SBA ISSUE IMPENDING, ARTISTS SIGNED
SBA Sterling Ltd., a private Cayman Islands registered company which late last year created a $3-billion incubator fund for contemporary art related start-ups will announce before the end of the year it has received signed confidentiality agreements from “dozens” of “significant and well-known” artists and collectors. It is believed that the European Commission, Europe’s competition watchdog, will give a favourable review to SBA’s proposal of an integrated art market company now that Arnaud Desprès, long time Chair of the Commission has resigned to assume a position as technical advisor with SBA. Lauren Wei-Cheng, spokeswoman for SBA said: “Market consolidation is necessary to clarify the rules for market expansion.”
Unprecedented interest in contemporary art continues to be the overwhelming reason financial experts are betting on the success of companies such as SBA. One insider who preferred to remain anonymous argued that “Issues and content do not count for very much today as perhaps they once did.” Instead, he promoted the idea that the increasing “spectacularity” of contemporary art means a new era for art, one that will submit the art world to the disciplining affects of internationally defined financial ground rules. Moreover, he argued that the art world needs to become democratized and that will happen once companies such as SBA become publicly listed. “Let’s be honest about it, for too long the art market has been a shill game masquerading as a scientific system of a moral dimension.”

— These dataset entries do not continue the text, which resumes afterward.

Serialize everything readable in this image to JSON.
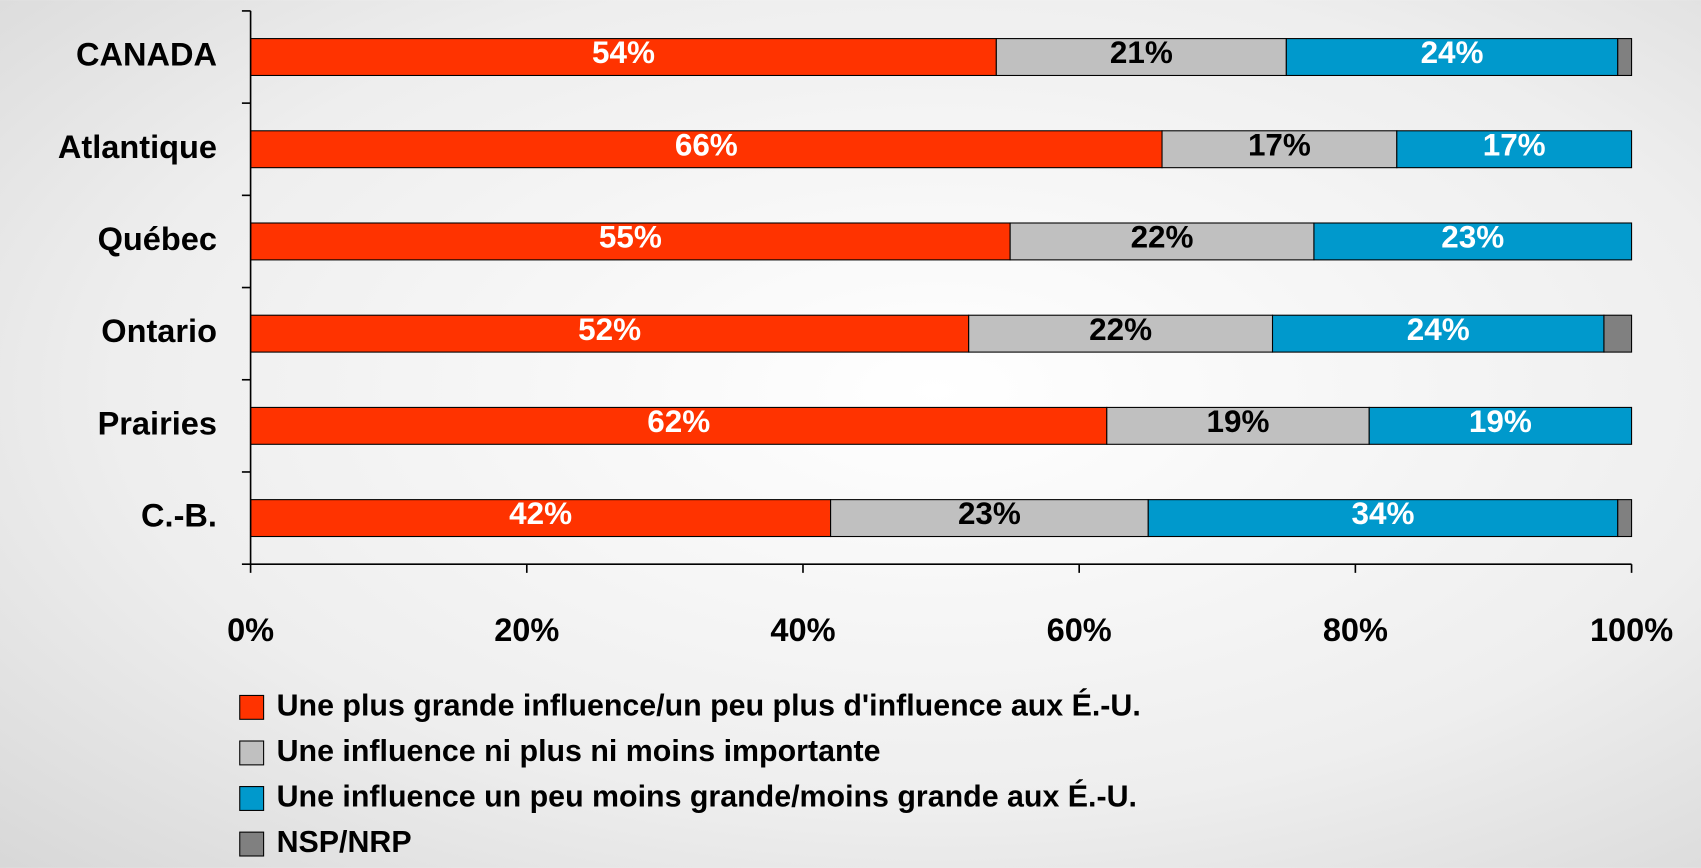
{
  "chart_data": {
    "type": "stacked-bar-horizontal",
    "categories": [
      "CANADA",
      "Atlantique",
      "Québec",
      "Ontario",
      "Prairies",
      "C.-B."
    ],
    "series": [
      {
        "name": "Une plus grande influence/un peu plus d'influence aux É.-U.",
        "color": "#ff3300",
        "label_color": "#ffffff",
        "values": [
          54,
          66,
          55,
          52,
          62,
          42
        ],
        "value_labels": [
          "54%",
          "66%",
          "55%",
          "52%",
          "62%",
          "42%"
        ]
      },
      {
        "name": "Une influence ni plus ni moins importante",
        "color": "#c0c0c0",
        "label_color": "#000000",
        "values": [
          21,
          17,
          22,
          22,
          19,
          23
        ],
        "value_labels": [
          "21%",
          "17%",
          "22%",
          "22%",
          "19%",
          "23%"
        ]
      },
      {
        "name": "Une influence un peu moins grande/moins grande aux É.-U.",
        "color": "#0099cc",
        "label_color": "#ffffff",
        "values": [
          24,
          17,
          23,
          24,
          19,
          34
        ],
        "value_labels": [
          "24%",
          "17%",
          "23%",
          "24%",
          "19%",
          "34%"
        ]
      },
      {
        "name": "NSP/NRP",
        "color": "#808080",
        "values": [
          1,
          0,
          0,
          2,
          0,
          1
        ]
      }
    ],
    "xlim": [
      0,
      100
    ],
    "xticks": [
      {
        "value": 0,
        "label": "0%"
      },
      {
        "value": 20,
        "label": "20%"
      },
      {
        "value": 40,
        "label": "40%"
      },
      {
        "value": 60,
        "label": "60%"
      },
      {
        "value": 80,
        "label": "80%"
      },
      {
        "value": 100,
        "label": "100%"
      }
    ],
    "legend": "bottom"
  }
}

Competitive plans for other art related companies are already afoot. One such start-up is NewArtStar, Inc., of Miami, Florida, which will concentrate on unknown artists and build a branding plan around their contract artists. Interested and potential collectors are reportedly signed through tie-in clauses. Company president Anthony Tonel, the ideas architect behind pop singer Mariah Carey and the Tommy Hilfiger fashion label, is apparently negotiating with several museums in Asia about “advanced placements.” Mr. Tonel said art companies should play a more active role in shaping the future of the art industry.
“I think we have to do everything we can to give countries such as Burma and The Philippines as much leverage as possible to compete globally and contemporary art is still a cheap way of building up leverage. We just want to add fairness to the way art history is made.”